By contrast, Freedom and Law argues that only in an account of revelatory law can divine freedom and human freedom be thought of without contradiction.The first part analyzes the logic of exceptionalism. In the second part, the author argues that one cannot invoke a doctrine of election without rigorous scrutiny of texts that portray an electing God and an elected people. Once we scrutinize these texts, the character of freedom and law within the divine-human relationship shows itself to be different from that found in exceptionalist logics.The third and final part examines the impact of the logic of the law on Jewish-Christian apologetics. Rather than require that one defend one's position to a nonbeliever, this logic situates all epistemological justification within the order or freedom of God.

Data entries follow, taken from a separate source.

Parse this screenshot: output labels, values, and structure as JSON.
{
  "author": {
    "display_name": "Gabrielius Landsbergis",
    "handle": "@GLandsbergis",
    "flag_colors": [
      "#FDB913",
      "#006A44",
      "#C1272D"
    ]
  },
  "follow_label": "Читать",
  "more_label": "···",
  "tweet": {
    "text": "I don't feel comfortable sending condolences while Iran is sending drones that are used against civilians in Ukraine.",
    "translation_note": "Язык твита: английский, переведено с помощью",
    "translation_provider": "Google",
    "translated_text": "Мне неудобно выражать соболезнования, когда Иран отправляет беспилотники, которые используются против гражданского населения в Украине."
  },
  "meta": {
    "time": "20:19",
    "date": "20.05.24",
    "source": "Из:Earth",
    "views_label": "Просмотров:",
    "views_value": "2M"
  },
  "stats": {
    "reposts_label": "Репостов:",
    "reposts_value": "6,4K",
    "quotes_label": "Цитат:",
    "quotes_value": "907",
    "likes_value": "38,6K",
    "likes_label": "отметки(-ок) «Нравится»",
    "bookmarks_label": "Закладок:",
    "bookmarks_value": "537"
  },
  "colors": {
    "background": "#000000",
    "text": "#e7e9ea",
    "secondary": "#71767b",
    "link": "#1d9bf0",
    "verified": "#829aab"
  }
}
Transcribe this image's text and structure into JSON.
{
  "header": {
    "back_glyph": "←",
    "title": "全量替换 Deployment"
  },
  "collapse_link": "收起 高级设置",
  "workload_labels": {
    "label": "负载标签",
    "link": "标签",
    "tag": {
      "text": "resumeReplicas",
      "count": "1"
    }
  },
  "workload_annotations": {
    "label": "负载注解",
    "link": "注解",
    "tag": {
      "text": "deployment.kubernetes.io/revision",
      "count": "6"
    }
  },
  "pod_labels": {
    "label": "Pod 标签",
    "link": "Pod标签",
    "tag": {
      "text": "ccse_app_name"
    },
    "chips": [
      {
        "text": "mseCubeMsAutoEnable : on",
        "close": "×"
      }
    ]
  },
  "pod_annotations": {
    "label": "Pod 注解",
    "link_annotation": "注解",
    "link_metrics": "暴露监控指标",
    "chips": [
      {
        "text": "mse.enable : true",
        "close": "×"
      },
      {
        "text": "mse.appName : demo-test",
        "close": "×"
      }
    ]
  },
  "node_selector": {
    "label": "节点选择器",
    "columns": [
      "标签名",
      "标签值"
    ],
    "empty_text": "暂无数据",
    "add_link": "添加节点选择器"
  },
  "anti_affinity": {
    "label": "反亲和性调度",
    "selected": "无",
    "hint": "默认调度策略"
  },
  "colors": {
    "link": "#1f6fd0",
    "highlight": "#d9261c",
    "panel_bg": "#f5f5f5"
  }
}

Reason and Revelation before Historicism

Reason and Revelation before Historicism
Title Reason and Revelation before Historicism PDF eBook
Author Sharon Jo Portnoff
Publisher University of Toronto Press
Pages 599
Release 2012-01-30
Genre Religion
ISBN 1442695390

Download Reason and Revelation before Historicism Book in PDF, Epub and Kindle

Can contemporary religion, and particularly Judaism, exist without being informed by history? This question was debated in 1940s New York by two German refugees who later rose to prominence — Leo Strauss, one of the twentieth century's most significant political philosophers, and Emil L. Fackenheim, an important post-Holocaust Jewish theologian. There has been little consensus, however, on the definitive meaning of their work. Reason and Revelation before Historicism, the first full-length comparison of Strauss and Fackenheim,places the informal teacher and student in conversation alongside sections of their analyses of notable thinkers. Sharon Portnoff suggests that both saw historicism as the nexus of the intersection and tension between philosophy and religion and raised the possibility of the persistence of the permanent in the modern world. Portnoff illuminates our understanding of Strauss's relationship with Judaism, Fackenheim's oft-overshadowed great philosophical depth, and the function and character of Jewish thought in a secular, post-Holocaust world.